C P Gurnani, managing director and chief executive at Tech Mahindra, to Romita Majumdar on growth strategy and recent developments. Edited excerpts:
Merger and acquisitions have been a steady part of your growth strategy. Will it continue so?
The focus will always be organic growth. Yes, inorganic will be a part of the growth strategy and we are looking at more acquisitions in the digital platforms. Currently, our strategy is to build platforms. We have already built those that offer process as a service and built eco-systems with next-generation, new-age companies, as well as established players. The strategy is to build an eco-system to serve unique customer needs for digital platforms.
Software headcount has come down by almost 10,000 over the year. Will this continue to be the way ahead, with automation and digital solutions in place?
We have seen certain businesses require a lot of headcount addition at the beginning and it then starts to taper. I might need a few hundred people initially to train and work on a new project, to thoroughly understand a system. Once the system is running, I need fewer people to operate it. Earlier, revenue was proportional to manpower but, today, the nature of the business will be cyclical when it comes to manpower. It doesn’t mean jobs are not being created. If we are doing more digital transformation deals, the headcount will vary. It is not possible to give a projection on adding of headcount but the fresher intake continues to be high and there is a desire to increase strength continually. It will, though, be increasingly skill-based hiring.
The on-site ratio rose marginally. Is that due to H-1B (American job permit) restrictions or are you consolidating the workforce globally?
We have invested a lot lately on onshore centres, as in Canada, Israel, the US and Europe. Digital by itself requires smart, agile and development kind of scenarios and we are investing to meet those needs. One of our biggest customers, British Telecom, adopted an agile methodology in 2005-06, which meant we needed the teams to work closely. We might not be looking at collapsing of workspaces (across places) but we are definitely looking at a (more) collaborative working environment.
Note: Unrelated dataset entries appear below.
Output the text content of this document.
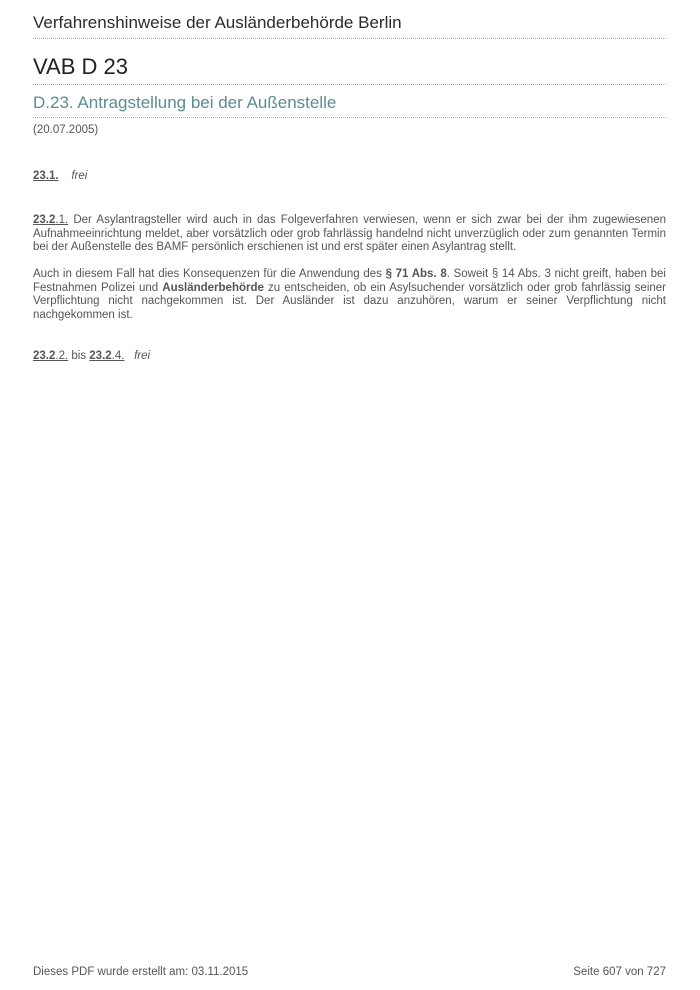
Verfahrenshinweise der Ausländerbehörde Berlin
VAB D 23
D.23. Antragstellung bei der Außenstelle
(20.07.2005)
23.1. frei
23.2.1. Der Asylantragsteller wird auch in das Folgeverfahren verwiesen, wenn er sich zwar bei der ihm zugewiesenen Aufnahmeeinrichtung meldet, aber vorsätzlich oder grob fahrlässig handelnd nicht unverzüglich oder zum genannten Termin bei der Außenstelle des BAMF persönlich erschienen ist und erst später einen Asylantrag stellt.
Auch in diesem Fall hat dies Konsequenzen für die Anwendung des § 71 Abs. 8. Soweit § 14 Abs. 3 nicht greift, haben bei Festnahmen Polizei und Ausländerbehörde zu entscheiden, ob ein Asylsuchender vorsätzlich oder grob fahrlässig seiner Verpflichtung nicht nachgekommen ist. Der Ausländer ist dazu anzuhören, warum er seiner Verpflichtung nicht nachgekommen ist.
23.2.2. bis 23.2.4. frei
Dieses PDF wurde erstellt am: 03.11.2015	Seite 607 von 727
The communications segment continues to be flat. What is the way forward?
A lot will depend on 5G implementation, as it will drive the next wave of capital investment in the sector. Our investment in Altiostar, which is virtualising radio networks, shows our approach is driven both by hardware and software. As video and data consumption continues to go up, telecom companies will be forced to provide the capacity. Also, the penetration of Wi-Fi across the country means a need for service providers like us who provide design engineering services in communication. The spread of connected devices will provide an upward trajectory for communication services.
As GDPR goes into force today, what impact is it likely to have on your business?
GDPR (General Data Protection Regulation, a European Union law; it also addresses export of personal data outside the EU) is an opportunity for us. To me, the opportunity is the fundamental need for data protection, which obviously means our cyber security practice will gain from this implementation. There could, of course, be some challenges but we have a robust team working with our clients to make sure we are compliant (with the law). The collaboration with an Israeli company is more about GDPR and requires more focus on the European business as part of our digital strategy.